Four Supreme Court Justices explained that “waters of the United States” could not possibly apply to the man’s land that was 11 to 20 miles away from the nearest “navigable” waterway.
Unfortunately, Justice Kennedy argued that federal agencies could regulate wetlands on a “case-by-case basis” with a “significant nexus” to navigable waterways. That is, wetlands which “either alone or in combination with similarly situated lands in the region, significantly affect the chemical, physical and biological integrity of other covered waters more readily understood as “navigable.”

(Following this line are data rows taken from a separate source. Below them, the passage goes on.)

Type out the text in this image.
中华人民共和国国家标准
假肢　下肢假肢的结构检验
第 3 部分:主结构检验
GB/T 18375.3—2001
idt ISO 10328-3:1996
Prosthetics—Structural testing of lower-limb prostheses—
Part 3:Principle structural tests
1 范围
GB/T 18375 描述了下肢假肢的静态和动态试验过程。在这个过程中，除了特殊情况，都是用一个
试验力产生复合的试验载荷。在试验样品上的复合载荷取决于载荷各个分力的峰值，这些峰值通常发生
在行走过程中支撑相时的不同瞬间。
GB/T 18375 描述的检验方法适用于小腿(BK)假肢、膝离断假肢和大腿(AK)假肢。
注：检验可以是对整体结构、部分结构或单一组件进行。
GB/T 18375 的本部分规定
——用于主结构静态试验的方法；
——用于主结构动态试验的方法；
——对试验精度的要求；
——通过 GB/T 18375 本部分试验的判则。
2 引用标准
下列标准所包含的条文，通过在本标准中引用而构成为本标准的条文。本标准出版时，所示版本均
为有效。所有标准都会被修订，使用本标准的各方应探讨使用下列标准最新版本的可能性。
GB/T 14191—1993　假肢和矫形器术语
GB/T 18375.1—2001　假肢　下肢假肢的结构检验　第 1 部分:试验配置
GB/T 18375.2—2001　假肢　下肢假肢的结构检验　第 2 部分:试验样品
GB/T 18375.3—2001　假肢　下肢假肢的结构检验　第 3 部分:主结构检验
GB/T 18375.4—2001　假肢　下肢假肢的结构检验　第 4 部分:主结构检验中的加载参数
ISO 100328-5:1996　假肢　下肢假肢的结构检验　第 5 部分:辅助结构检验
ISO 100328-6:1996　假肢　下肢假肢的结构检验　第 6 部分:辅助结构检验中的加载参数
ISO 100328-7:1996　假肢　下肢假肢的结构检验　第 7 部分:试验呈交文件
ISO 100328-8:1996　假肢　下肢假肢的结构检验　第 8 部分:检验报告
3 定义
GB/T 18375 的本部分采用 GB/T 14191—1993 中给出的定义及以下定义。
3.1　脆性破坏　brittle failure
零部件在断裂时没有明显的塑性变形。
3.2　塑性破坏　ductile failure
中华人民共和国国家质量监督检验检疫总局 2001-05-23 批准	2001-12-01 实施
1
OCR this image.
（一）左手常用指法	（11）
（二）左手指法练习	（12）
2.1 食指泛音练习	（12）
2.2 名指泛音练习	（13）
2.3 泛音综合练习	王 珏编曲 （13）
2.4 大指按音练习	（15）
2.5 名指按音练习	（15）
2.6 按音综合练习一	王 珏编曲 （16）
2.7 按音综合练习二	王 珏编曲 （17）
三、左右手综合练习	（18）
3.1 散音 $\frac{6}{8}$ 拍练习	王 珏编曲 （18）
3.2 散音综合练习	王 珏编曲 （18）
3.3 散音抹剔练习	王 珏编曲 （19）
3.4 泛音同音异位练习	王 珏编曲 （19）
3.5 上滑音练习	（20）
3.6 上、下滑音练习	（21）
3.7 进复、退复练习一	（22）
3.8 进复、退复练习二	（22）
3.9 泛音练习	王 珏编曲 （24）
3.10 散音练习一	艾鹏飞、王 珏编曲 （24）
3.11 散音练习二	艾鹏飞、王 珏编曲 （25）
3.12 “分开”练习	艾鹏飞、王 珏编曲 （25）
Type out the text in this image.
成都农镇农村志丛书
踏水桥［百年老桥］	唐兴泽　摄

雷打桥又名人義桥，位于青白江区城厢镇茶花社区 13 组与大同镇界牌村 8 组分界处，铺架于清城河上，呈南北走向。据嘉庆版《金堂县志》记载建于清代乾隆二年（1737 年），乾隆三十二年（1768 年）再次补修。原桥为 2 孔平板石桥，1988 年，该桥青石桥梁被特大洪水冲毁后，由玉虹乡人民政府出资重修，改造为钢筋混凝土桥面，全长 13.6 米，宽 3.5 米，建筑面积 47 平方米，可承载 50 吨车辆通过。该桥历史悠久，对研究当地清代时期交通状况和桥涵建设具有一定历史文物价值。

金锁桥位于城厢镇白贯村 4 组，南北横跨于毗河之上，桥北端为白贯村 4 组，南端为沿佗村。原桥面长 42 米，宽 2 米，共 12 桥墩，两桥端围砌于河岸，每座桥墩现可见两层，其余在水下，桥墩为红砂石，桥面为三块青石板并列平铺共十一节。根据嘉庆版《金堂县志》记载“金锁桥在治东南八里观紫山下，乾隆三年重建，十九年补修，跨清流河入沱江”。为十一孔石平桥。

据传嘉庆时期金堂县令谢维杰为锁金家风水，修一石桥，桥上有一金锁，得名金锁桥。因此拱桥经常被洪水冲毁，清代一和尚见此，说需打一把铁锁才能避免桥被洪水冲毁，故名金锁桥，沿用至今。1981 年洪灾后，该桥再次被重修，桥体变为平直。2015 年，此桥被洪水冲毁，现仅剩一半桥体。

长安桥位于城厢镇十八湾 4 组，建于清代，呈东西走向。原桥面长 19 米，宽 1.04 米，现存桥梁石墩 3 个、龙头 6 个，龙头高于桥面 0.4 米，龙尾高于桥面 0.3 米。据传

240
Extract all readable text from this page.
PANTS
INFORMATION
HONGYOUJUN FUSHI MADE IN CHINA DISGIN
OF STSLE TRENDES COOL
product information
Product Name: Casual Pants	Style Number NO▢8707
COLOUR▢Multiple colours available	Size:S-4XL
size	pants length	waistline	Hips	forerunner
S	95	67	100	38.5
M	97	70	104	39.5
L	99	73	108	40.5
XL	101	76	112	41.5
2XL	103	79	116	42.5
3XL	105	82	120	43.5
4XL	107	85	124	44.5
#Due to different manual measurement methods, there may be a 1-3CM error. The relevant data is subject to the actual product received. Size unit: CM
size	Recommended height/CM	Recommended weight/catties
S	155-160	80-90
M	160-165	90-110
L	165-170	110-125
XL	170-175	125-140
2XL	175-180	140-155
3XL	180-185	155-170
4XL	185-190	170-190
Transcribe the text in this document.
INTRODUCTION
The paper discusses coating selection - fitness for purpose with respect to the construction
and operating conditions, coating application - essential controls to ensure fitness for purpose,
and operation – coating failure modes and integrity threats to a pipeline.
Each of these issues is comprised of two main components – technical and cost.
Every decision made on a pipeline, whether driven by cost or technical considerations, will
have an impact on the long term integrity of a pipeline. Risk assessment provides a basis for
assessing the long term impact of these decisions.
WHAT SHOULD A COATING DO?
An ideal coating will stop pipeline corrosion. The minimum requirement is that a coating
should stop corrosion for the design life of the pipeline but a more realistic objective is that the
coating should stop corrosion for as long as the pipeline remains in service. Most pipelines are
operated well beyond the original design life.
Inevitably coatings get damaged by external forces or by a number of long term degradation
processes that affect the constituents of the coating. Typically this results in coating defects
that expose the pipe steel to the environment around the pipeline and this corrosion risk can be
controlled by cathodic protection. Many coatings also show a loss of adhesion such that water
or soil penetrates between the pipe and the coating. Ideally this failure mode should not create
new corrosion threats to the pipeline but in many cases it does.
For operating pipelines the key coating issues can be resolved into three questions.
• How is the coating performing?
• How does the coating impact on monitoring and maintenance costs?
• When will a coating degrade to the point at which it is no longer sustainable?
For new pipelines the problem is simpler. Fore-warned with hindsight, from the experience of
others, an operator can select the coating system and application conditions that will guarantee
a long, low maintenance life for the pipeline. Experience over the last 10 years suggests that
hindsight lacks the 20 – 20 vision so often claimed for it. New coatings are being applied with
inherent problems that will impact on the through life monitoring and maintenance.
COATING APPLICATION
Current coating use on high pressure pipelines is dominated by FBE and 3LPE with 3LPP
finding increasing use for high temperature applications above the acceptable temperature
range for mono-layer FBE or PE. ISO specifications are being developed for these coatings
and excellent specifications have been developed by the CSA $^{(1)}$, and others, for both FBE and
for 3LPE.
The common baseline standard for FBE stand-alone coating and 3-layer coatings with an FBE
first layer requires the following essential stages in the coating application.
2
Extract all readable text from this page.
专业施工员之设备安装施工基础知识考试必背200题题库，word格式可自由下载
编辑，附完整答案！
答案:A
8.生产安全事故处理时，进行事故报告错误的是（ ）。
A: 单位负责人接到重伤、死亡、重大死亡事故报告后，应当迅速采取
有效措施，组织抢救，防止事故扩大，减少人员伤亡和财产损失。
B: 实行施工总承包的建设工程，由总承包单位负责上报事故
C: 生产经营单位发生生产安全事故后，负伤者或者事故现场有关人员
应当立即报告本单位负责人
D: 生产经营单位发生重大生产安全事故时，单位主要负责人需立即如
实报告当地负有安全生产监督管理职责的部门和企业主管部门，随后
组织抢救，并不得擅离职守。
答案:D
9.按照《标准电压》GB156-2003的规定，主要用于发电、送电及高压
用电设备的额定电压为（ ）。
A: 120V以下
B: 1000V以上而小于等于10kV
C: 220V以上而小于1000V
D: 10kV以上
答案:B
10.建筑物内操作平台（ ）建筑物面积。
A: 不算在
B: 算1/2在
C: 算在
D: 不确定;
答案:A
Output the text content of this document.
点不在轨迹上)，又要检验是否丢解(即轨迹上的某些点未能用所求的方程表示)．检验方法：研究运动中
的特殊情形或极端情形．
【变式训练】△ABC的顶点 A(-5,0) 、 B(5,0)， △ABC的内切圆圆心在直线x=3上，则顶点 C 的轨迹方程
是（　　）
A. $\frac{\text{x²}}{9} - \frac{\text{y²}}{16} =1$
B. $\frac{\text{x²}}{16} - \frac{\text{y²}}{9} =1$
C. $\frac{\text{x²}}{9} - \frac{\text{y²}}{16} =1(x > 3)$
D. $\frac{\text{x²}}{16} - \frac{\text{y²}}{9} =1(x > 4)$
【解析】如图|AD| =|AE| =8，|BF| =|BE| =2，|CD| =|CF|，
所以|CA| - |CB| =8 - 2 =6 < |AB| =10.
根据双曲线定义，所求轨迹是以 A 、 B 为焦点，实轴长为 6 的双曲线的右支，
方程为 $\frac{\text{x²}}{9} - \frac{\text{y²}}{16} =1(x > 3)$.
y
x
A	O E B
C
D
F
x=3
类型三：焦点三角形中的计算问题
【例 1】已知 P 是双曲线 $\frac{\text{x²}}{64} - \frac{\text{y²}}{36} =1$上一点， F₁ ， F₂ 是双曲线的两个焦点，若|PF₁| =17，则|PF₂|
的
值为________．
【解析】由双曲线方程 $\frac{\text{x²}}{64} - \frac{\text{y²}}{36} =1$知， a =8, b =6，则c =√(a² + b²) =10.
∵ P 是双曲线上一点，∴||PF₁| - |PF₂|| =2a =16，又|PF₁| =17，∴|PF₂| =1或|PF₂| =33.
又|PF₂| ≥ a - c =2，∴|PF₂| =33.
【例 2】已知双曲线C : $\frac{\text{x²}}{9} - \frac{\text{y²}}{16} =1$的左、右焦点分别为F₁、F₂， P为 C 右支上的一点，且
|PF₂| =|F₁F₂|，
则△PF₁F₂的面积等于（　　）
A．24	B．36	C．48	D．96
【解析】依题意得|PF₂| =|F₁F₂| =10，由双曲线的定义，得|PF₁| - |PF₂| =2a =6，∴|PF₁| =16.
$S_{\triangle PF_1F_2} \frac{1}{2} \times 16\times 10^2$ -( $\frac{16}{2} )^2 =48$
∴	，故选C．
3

Justice Kennedy’s opinion deprived lower courts and property owners of clarity to navigate the Clean Water Act. Bureaucrats leap at unclear rulings because it gives them an opportunity to make more rulings and have more power.
Therefore, the EPA notes that under “current regulations and practice following these recent decisions, almost all waters and wetlands across the country theoretically could be subject to a case-specific jurisdictional determination.”
Who is fighting this regulation: Farmers, Manufacturers, Home Builders and Energy Companies. Their argument is that people are being denied productive use of their property. It appears that the takings clause in the Constitution is being violated.
The EPA’s proposal in the new rule to define “waters of the United State” is to include almost any type of water. Man-made ditches could be regulated. A large hole on a property that fills up only during the rainy season could be deemed a tributary and come under the new rule even if the hole is bone-dry the rest of the year.
The bigger worry is that activities such as farming and building houses would require a permit. In 2012, the EPA wanted to impose fines of $75,000 a day on a couple who placed gravel on virtually dry land so they could build a house in a subdivision. Fortunately, the Supreme Court in a 9 to 0 decision ruled in favor of the couple. The case was Sackett v. U.S.E.P.A.
The other very important issue is that the states’ role in protecting water resources is being taken over by the federal government. Ironically, the Clean Water Act stressed the role of the states in protecting water resources.
So far, five Democrat Senators have supported a nonbinding amendment to block the EPA’s latest rule. Earlier, 24 House Democrats joined 237 Republicans to vote to pre-empt the land water grab.